Tapi istri saya kesulitan keluar dari mobil sebab kakinya sakit. Karena ia tak keluar-keluar, seorang dari kawanan itu menariknya ke luar, lalu menyuruhnya berlari ke timur, bergabung dengan sejumlah wanita lainnya. Rupanya mereka memisahkan laki-laki dengan perempuan.
Kawanan ini memaksa semua orang di situ menyerahkan KTP. Sembari terus tengkurap, saya menyerahkan KTP itu. Saya hanya bisa mengintip, sejumlah orang lainnya juga menyerahkan KTP-nya. Tiba-tiba mereka menyeret dua warga. Keduanya meronta-ronta dan menangis sekeras-kerasnya. Dua orang ini dipaksa berlutut menghadap jurang, lalu kepalanya ditembak. Mati. Kedua mayat itu langsung dibuang ke jurang. Aku merinding ketakutan.
Dari puluhan warga yang tiarap itu, juga terdapat dua orang anggota polisi, yaitu Briptu Muhammad dan seorang bernama Kasman. Ketika Muhammad mengaku sebagai polisi, seorang kawanan itu kontan mengarahkan bedil ke kepala polisi itu. Tapi seorang kawanan lainnya mencegah. Dua polisi itu selamat.
Kawanan bersenjata ini menguras habis isi dompet kami. Uang satu juta milikku, hasil dagang di pasar, digasak habis, lalu dompetnya dikembalikan. Setelah itu, mereka membakar semua mobil yang ada di situ, tak ada satu pun yang lolos.
Setelah api berkobar, handy talky yang dipegang oleh orang yang berdiri di samping saya berbunyi.

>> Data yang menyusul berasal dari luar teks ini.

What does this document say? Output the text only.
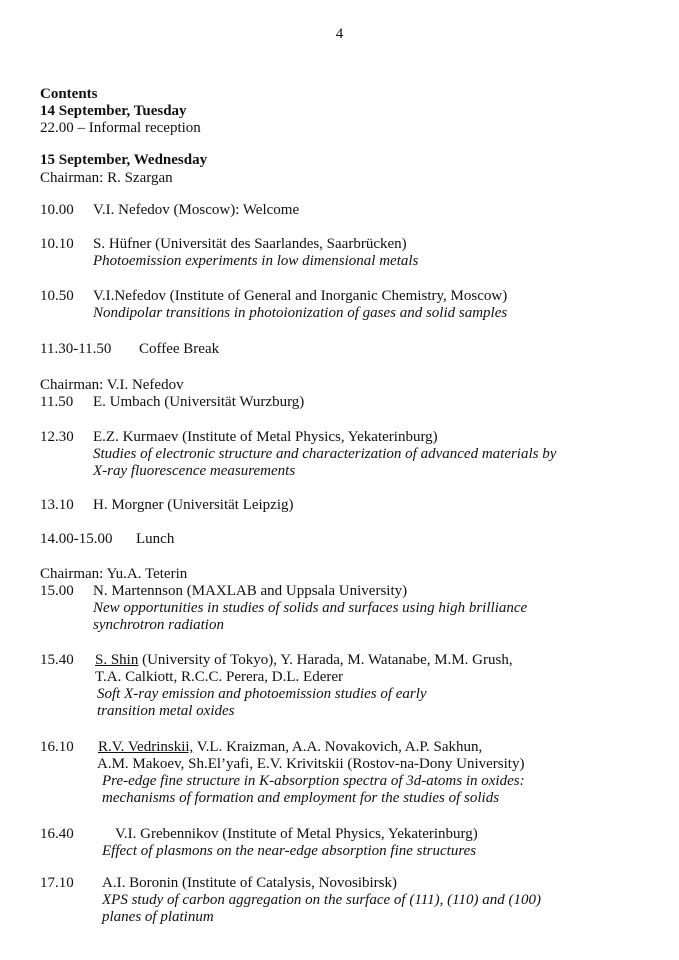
4
Contents
14 September, Tuesday
22.00 – Informal reception
15 September, Wednesday
Chairman: R. Szargan
10.00 V.I. Nefedov (Moscow): Welcome
10.10 S. Hüfner (Universität des Saarlandes, Saarbrücken)
Photoemission experiments in low dimensional metals
10.50 V.I.Nefedov (Institute of General and Inorganic Chemistry, Moscow)
Nondipolar transitions in photoionization of gases and solid samples
11.30-11.50 Coffee Break
Chairman: V.I. Nefedov
11.50 E. Umbach (Universität Wurzburg)
12.30 E.Z. Kurmaev (Institute of Metal Physics, Yekaterinburg)
Studies of electronic structure and characterization of advanced materials by
X-ray fluorescence measurements
13.10 H. Morgner (Universität Leipzig)
14.00-15.00 Lunch
Chairman: Yu.A. Teterin
15.00 N. Martennson (MAXLAB and Uppsala University)
New opportunities in studies of solids and surfaces using high brilliance
synchrotron radiation
15.40 S. Shin (University of Tokyo), Y. Harada, M. Watanabe, M.M. Grush,
T.A. Calkiott, R.C.C. Perera, D.L. Ederer
Soft X-ray emission and photoemission studies of early
transition metal oxides
16.10 R.V. Vedrinskii, V.L. Kraizman, A.A. Novakovich, A.P. Sakhun,
A.M. Makoev, Sh.El’yafi, E.V. Krivitskii (Rostov-na-Dony University)
Pre-edge fine structure in K-absorption spectra of 3d-atoms in oxides:
mechanisms of formation and employment for the studies of solids
16.40	V.I. Grebennikov (Institute of Metal Physics, Yekaterinburg)
Effect of plasmons on the near-edge absorption fine structures
17.10 A.I. Boronin (Institute of Catalysis, Novosibirsk)
XPS study of carbon aggregation on the surface of (111), (110) and (100)
planes of platinum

Terdengar ada perintah dari seberang dengan bahasa Gayo, "Nge ya ulakmi." Artinya, ya sudah, pulangkan saja mereka.
Tak lama kemudian mereka memaksa kami lari ke barat. Karena kakinya sakit, istri saya tak bisa lari. Dalam ketakutan yang luar biasa, saya menggendong istri saya dan terus lari mengikuti rombongan lainnya. Anak saya yang masih kecil itu terseok-seok berlari di depan saya. Para pelaku kemudian lari ke atas bukit.